How Australia Day matters to us here

Friday is Australia Day. Why bother about that? Because Australia is part of us and what Australia does has great importance for us.

Australia is part of our history and culture. British interests were administered from New South Wales before the Treaty of Waitangi and New Zealand was at the federation talks. We share a great deal in language, institutions and British heritage. We share people. We down tools with Australians to watch the Melbourne Cup, as if it was ours (and it often is).

Australia and New Zealand have often fought together against others. Though we have also sometimes disagreed on how and whom to fight, most of us would see an attack on Australia as an attack on this country. We have joint interests in the stability of our neighbourhood in the South Pacific and south-east Asia.

The Australian economy is an extension of the New Zealand economy and vice-versa. We have a vested interest in Australia doing well because then we do better.

Australia is, as Prime Minister after Prime Minister intones, this country’s most important foreign relationship. But we are also so much “family” that “foreign” will not by itself describe the connection.

Australia is big in our lives as no other country is.

So Australia Day is also our day. We need not ascribe musical or lyrical merit to Waltzing Matilda. Nor need we wear flaglike shirts and hats and face paint as the couple on the official Australia Day website home page do. But we can vicariously take heart from Australians’ self-assurance reflected in the website.

And then we can be modestly different.

Iraq is a case in point. John Howard roared into Iraq with George Bush’s neoconservatives and shares responsibility for the disaster they have wrought — for the United States, the Middle East and the world — by their pursuit of a blinkered version of United States’ interests with blinkered stratagems.

Jim Anderton was right to liken it to Vietnam, which drained Americans’ confidence and turned them inwards.
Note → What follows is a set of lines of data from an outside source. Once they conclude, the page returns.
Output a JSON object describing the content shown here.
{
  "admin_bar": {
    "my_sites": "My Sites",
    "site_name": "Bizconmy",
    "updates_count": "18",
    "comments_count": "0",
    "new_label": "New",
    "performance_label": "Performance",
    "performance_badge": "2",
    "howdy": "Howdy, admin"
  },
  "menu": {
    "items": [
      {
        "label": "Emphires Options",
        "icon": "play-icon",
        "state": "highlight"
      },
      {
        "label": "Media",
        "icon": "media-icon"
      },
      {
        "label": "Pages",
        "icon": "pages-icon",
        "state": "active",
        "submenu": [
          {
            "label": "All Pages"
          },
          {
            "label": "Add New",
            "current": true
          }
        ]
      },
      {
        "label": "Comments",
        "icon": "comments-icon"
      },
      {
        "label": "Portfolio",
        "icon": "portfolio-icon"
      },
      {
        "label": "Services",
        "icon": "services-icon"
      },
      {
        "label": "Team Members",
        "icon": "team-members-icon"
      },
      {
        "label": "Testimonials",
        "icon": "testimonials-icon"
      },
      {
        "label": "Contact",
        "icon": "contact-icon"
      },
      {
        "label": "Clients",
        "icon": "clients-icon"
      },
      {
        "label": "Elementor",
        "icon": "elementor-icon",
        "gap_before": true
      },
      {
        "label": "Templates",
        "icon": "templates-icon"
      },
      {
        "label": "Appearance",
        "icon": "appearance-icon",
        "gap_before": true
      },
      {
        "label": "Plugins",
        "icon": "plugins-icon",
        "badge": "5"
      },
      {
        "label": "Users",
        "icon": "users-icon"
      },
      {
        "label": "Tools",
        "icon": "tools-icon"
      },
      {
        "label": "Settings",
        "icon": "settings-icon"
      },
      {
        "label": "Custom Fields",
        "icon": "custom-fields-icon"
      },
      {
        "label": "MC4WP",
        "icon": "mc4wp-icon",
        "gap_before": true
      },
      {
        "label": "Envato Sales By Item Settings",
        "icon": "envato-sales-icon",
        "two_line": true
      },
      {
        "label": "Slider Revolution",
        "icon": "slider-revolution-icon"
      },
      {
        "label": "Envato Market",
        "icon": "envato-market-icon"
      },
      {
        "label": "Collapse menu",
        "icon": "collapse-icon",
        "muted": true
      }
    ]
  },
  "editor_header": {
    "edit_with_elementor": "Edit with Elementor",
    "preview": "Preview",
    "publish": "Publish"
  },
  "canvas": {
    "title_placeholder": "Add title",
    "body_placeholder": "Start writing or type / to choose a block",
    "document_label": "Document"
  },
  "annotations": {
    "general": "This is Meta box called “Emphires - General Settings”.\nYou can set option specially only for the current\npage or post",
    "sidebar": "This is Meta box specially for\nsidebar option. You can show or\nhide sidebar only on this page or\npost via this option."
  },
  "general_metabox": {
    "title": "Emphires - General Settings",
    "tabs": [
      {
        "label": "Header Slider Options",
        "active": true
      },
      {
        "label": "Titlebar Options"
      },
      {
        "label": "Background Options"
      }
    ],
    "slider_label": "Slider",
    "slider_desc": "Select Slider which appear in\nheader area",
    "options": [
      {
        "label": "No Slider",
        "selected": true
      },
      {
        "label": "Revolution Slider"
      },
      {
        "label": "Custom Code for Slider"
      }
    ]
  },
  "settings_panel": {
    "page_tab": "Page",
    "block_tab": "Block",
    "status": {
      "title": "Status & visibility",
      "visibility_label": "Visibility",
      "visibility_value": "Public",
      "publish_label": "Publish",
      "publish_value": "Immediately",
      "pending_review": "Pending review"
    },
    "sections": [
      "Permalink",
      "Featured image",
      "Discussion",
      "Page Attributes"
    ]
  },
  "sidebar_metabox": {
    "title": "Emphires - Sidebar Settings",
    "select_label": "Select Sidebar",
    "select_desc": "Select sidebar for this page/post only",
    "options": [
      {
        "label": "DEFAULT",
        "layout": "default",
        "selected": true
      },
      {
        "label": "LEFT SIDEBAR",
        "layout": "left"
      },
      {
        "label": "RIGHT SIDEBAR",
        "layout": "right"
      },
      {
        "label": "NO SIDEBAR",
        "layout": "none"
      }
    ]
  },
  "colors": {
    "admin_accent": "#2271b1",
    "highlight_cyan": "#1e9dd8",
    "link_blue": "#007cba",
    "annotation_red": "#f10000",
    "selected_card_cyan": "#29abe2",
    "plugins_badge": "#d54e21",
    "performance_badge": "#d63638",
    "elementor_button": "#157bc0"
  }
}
Bush’s wreckage has weakened the United States’ capability for good in the world, much as the Vietnam quagmire did.

Of course, there are differences between Iraq and Vietnam and Winston Peters pounced on them. But there is also a dismal parallel which is deeply worrying for those who think, as most New Zealanders instinctively do, that a strong and sensible United States is vital to global stability and balance.

Howard is complicit in the Iraq fiasco. Helen Clark is not. Voters would long ago have roasted her if she was. This, too, bears remembering on Australia Day.

So Australia Day is not only our day but also not our day.

It is a day to celebrate the immense fortune our big next-door “family” enjoys and its value to us. But it is also a day to remember that our big next-door “foreigner” is at times a discomfort.

Hence Peters’ Vietnam outburst. Even if, according to substrate rumblings, Australia’s foreign affairs grandees do not (yet) rate him, Peters has clearly grasped Australia’s critical importance. His growls at Anderton needed to be the official Wellington word heard in Canberra.

Likewise Peters’ about-face on the two countries’ joint therapeutics agency.

His party had backed small local producers and retailers of complementary medicines and diet supplements whose products will be more intrusively and expensively policed, in some cases to the extent of putting them out of business.

Annette King’s compromise bill subsidises their costs of complying with the new regime, which reflects Australia’s predilection for prescriptive regulation — a predilection which periodically causes tension because New Zealand generally prefers lighter mechanisms (as in the rejection in 2005 of a joint banking and finance industry regime similar to Australia’s).

But, whatever the therapeutics regime’s rights or wrongs, Canberra has made it clear to Peters that there is far more at stake than the agency alone. (In fact, for those selling into Australia and for the multinational pharmaceutical companies, it will reduce total regulatory costs.)

What is at stake is goodwill. There is much to gain for New Zealand and significant gains for Australia in pooling scientific and technical expertise in these sorts of fields. At the peak governance level on the therapeutics agency each country has one voice, a large Australian concession. Rejecting the agency would discourage Australia from committing the bureaucratic time to similar future joint agencies.

More important, the hard word in Canberra is that it would potentially make it harder to get traction on other elements of the putative single economic market. It would make us more “foreign” in Canberra on matters in which we need to be “family”.

Understanding Australia is, correctly, top of John Key’s foreign policy swotting agenda. His first big exam in Canberra will be whether he swings National behind King’s bill at the second reading.

Something to ponder over the Australian bubbly on Friday.